Eine der  gefürchtesten Krankheiten ist die Magendrehung, sie tritt bei Deutschen Doggen wie auch anderen Hunderassen häufiger auf. Es kommt dabei zu einer starken Aufgasung des Magens und sekundären Veränderungen (Magendrehung, Milzverlagerung, Kreislaufkollaps).
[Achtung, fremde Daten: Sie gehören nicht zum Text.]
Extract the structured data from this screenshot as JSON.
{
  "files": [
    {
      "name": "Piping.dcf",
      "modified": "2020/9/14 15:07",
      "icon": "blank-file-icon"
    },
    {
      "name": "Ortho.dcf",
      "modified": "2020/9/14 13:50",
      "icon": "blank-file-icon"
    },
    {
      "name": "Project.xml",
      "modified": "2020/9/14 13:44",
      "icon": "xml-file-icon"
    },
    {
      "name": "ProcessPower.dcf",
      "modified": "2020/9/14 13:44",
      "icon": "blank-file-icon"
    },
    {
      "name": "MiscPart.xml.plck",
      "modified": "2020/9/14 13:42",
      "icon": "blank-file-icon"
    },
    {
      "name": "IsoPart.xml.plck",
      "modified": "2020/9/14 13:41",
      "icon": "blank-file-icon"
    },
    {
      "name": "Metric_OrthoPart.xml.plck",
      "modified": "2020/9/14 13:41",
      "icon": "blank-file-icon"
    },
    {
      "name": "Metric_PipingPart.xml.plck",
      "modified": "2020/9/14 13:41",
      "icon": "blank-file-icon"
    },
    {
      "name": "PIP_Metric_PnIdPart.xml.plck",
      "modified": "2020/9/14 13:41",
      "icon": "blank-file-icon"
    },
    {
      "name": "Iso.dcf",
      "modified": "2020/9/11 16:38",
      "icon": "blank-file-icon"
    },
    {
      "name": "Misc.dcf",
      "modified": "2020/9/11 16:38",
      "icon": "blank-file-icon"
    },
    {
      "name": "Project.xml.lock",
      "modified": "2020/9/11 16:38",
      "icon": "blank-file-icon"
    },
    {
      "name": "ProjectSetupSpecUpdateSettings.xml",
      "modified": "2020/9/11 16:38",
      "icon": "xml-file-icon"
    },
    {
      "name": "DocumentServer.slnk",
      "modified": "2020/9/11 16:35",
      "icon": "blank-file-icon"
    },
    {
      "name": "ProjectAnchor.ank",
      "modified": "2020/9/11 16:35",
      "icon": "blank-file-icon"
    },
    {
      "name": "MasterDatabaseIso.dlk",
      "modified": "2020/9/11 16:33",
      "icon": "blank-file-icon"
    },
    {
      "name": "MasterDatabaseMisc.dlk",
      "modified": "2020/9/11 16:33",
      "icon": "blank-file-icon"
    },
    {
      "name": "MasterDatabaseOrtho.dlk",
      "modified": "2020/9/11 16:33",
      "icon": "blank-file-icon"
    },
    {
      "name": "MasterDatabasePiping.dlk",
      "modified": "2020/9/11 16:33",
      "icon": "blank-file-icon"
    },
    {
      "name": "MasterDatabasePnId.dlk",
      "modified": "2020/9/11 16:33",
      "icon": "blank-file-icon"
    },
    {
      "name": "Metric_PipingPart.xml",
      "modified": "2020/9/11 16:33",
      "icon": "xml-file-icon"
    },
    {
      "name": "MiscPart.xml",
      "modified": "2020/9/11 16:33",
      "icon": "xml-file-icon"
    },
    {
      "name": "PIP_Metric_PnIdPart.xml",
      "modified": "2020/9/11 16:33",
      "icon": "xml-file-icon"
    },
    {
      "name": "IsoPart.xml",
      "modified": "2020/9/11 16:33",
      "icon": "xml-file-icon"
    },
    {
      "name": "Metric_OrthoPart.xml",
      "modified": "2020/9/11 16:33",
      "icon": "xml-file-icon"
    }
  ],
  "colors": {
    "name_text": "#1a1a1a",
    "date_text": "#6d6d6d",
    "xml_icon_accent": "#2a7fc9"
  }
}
Es ist bisher nicht bekannt, was die Drehung des Magens wirklich auslöst, jedoch liegen wahrscheinlich anatomische wie auch funktionelle Voraussetzungen vor. Der Magen besitzt allgemein eine sehr große Beweglichkeit weil weil er nur an der Speiseröhre hängt, die an der Stelle ihres Durchtritts durch das Zwerchfell gehalten wird. Von diesem Punkt aus hängt der Magen frei gegen den Unterbauch in die Bauchhöhle herab. Damit kann er sich bis zu einem gewissen Grad um seine eigene Längsachse drehen. Doch wie die Drehbewegung und um wie viel Grad sie einsetzt, wodurch dies ausgelöst wird und wie häufig dies geschieht, ist wissenschaftlich nicht geklärt. Die Magendrehung kommt oft bei Deutschen Doggen vor, welche nur einmal täglich gefüttert werden. Die ersten Symptome treten innerhalb von fünf Minuten bis Stunden nach der letzten Mahlzeit auf: Würgen, Hecheln, starkes Speicheln, Unruhe, schwere Atmung, gespannte Bauchdecke, aufgetriebener Bauch. Es ist lebenswichtig für ihre Deutsche Dogge, die drohende Magendrehung rechtzeitig zu erkennen, da die Erkennung im Frühstadium das Leben ihres geliebten Vierbeiners retten kann. In dieser frühen Phase ist die Aussicht auf eine erfolgreiche Operation und rasche Gesundung groß.